The difference between a fuel consumption of 4.4l and 3.2l per 100km amounts to a range of 954.24km versus 1,313km on the Fiesta’s 42l tank. At today’s 50ppm diesel price of R16.12/l it will therefore respectively cost you R70 to travel a distance of 100km, versus R51.

That’s a notable difference. Multiply that by driving 15,000km in a year and you’ve saved R2,850. That might just be worth driving slower or turning off the aircon.

And please take my advice: in your quest for lower fuel bills stay away from those magical “fuel-saving” devices, such as fuel additives, or magnets that clamp to the vehicle’s fuel line. I’ve tested a number of these snake-oil products and have yet to find one that works, so don’t waste your money.

Fuel economy is a big competitive advantage in vehicles and motor manufacturers spend gazillions in R&D in a bid to squeeze extra mileage out of every fuel tank, and if there’s a consumption-improving gadget that works you can be sure the factory will make it a standard fitment in the car. 

So, at the risk of sounding desperately obvious, the best way to save fuel is to drive slower and keep the engine revs low, as the vehicle slurps about 25% less fuel when travelling at 50km/h in fifth gear instead of third gear. Not to mention that sticking to the speed limit will also keep those traffic fines at bay.

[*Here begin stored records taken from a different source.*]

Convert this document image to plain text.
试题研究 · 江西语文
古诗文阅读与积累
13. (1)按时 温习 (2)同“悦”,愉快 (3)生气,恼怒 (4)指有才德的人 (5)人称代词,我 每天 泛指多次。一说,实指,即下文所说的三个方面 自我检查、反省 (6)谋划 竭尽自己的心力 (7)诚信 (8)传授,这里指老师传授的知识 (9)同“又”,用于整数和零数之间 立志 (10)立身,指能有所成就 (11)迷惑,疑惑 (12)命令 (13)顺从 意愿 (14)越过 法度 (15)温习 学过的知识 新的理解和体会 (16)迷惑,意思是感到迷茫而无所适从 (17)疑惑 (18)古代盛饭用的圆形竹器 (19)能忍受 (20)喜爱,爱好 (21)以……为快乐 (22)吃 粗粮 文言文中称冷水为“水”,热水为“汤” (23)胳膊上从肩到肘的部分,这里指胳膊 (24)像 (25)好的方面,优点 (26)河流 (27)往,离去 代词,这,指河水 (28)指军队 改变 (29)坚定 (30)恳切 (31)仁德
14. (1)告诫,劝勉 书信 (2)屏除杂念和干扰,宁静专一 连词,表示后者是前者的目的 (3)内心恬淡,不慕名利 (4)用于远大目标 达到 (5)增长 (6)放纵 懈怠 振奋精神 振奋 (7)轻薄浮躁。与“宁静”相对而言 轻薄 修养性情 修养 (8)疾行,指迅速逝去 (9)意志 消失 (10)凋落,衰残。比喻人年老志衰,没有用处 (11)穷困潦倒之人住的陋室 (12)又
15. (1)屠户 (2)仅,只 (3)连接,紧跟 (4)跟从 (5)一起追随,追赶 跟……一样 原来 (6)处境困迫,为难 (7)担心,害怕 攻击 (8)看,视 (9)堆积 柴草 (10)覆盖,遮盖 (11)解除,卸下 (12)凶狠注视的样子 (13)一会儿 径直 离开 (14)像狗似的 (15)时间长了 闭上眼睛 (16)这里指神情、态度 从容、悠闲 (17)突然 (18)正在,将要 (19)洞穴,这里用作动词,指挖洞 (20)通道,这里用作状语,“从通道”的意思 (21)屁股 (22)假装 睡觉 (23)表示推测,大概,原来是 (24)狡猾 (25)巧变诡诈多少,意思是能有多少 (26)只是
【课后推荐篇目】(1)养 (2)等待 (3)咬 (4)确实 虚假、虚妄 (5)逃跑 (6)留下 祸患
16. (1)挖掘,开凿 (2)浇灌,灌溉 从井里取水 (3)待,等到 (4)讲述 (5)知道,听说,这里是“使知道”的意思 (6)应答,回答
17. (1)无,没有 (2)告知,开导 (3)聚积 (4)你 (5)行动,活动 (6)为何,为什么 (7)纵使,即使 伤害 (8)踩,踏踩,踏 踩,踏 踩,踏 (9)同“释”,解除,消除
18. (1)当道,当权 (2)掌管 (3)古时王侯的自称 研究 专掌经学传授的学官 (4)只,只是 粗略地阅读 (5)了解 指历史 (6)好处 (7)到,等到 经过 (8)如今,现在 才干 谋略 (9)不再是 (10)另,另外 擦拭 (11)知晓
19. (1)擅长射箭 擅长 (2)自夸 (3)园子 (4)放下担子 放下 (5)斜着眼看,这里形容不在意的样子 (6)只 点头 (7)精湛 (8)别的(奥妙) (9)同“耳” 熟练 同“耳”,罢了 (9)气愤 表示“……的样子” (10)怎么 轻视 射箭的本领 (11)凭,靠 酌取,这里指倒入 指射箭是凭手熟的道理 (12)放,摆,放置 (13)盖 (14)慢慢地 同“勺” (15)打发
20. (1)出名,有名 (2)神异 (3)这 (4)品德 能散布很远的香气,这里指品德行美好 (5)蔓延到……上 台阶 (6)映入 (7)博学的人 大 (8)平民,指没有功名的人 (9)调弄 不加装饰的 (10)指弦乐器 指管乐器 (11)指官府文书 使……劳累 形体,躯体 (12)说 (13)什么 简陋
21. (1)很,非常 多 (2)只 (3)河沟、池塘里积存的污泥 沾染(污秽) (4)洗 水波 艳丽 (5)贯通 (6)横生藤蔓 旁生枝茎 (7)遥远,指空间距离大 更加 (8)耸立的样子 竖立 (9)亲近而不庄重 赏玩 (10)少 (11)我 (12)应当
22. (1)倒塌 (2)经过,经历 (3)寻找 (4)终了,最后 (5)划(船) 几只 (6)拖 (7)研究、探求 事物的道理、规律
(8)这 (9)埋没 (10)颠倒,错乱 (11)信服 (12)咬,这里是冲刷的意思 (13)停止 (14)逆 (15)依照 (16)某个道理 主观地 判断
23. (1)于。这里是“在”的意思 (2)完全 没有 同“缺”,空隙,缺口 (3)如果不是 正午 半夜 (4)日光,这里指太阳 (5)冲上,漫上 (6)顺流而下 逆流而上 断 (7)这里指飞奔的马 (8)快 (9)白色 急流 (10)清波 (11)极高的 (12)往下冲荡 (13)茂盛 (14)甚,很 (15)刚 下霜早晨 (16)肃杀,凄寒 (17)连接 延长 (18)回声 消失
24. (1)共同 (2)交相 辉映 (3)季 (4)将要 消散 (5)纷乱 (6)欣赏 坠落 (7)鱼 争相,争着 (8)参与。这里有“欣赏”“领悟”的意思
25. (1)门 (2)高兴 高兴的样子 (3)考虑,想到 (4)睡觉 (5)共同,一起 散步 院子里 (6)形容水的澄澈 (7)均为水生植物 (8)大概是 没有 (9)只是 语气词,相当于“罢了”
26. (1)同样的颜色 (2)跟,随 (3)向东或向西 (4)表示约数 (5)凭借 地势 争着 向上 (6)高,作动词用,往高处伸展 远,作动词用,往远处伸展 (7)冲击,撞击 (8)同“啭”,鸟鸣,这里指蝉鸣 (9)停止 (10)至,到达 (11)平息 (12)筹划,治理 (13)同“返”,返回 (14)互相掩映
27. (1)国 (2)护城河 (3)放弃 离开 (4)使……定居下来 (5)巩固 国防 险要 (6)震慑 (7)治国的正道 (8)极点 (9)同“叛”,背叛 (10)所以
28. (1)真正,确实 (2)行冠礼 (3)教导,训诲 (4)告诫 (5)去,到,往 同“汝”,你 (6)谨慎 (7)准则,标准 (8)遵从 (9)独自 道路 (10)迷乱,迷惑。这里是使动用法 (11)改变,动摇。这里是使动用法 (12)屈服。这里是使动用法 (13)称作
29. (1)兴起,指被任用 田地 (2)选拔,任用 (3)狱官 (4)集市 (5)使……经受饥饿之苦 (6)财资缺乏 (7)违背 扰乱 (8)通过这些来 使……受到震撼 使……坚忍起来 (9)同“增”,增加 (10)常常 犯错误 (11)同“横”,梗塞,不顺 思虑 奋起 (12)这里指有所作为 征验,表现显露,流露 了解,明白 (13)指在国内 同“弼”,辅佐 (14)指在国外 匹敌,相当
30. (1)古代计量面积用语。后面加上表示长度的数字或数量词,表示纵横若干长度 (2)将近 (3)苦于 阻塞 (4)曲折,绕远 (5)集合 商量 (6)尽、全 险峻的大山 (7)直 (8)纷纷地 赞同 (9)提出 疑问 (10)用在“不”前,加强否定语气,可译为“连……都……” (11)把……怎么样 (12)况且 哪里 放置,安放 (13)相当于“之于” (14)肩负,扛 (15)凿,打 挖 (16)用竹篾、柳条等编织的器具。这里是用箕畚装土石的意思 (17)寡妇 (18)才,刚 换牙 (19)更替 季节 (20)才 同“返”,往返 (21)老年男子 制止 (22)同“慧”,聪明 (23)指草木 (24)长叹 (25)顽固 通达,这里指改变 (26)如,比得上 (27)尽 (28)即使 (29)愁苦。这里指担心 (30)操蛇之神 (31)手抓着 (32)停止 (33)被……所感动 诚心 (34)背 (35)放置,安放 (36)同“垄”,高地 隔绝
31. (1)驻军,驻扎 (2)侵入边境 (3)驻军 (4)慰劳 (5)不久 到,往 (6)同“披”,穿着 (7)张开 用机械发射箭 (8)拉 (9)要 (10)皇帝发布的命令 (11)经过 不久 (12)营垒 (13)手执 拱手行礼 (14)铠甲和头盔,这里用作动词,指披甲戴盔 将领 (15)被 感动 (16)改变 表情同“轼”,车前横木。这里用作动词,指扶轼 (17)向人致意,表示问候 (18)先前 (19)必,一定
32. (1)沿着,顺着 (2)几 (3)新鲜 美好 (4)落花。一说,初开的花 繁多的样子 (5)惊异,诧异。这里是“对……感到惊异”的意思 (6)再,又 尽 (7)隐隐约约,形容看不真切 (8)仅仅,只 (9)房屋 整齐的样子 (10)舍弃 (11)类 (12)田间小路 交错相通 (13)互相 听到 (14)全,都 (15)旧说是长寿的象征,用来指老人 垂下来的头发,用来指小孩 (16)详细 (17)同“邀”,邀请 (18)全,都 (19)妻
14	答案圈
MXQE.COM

But marginal gains can also be had by adopting other practices, such as switching off the aircon and cutting the engine when idling for extended periods. Leaving a car idling wastes fuel and pollutes the air, and many modern cars (though not the Fiesta TDCi) have auto-start-stop that switches the engine off when stationary. There isn’t much benefit to cutting the engine for very brief stops, but  three minutes of idling equates to about 1km of driving at 50km/h, so if you’re going to be stationary for a while it’s better to switch off and save.

Also, check the tyre pressures regularly as underinflated tyres have increased rolling resistance, thereby raising fuel consumption. Use the recommended tyre pressures as shown on the inside of the driver’s door or in the owner’s manual. Apart from providing better fuel economy, correct pressures also reduce wear compared to underinflated tyres.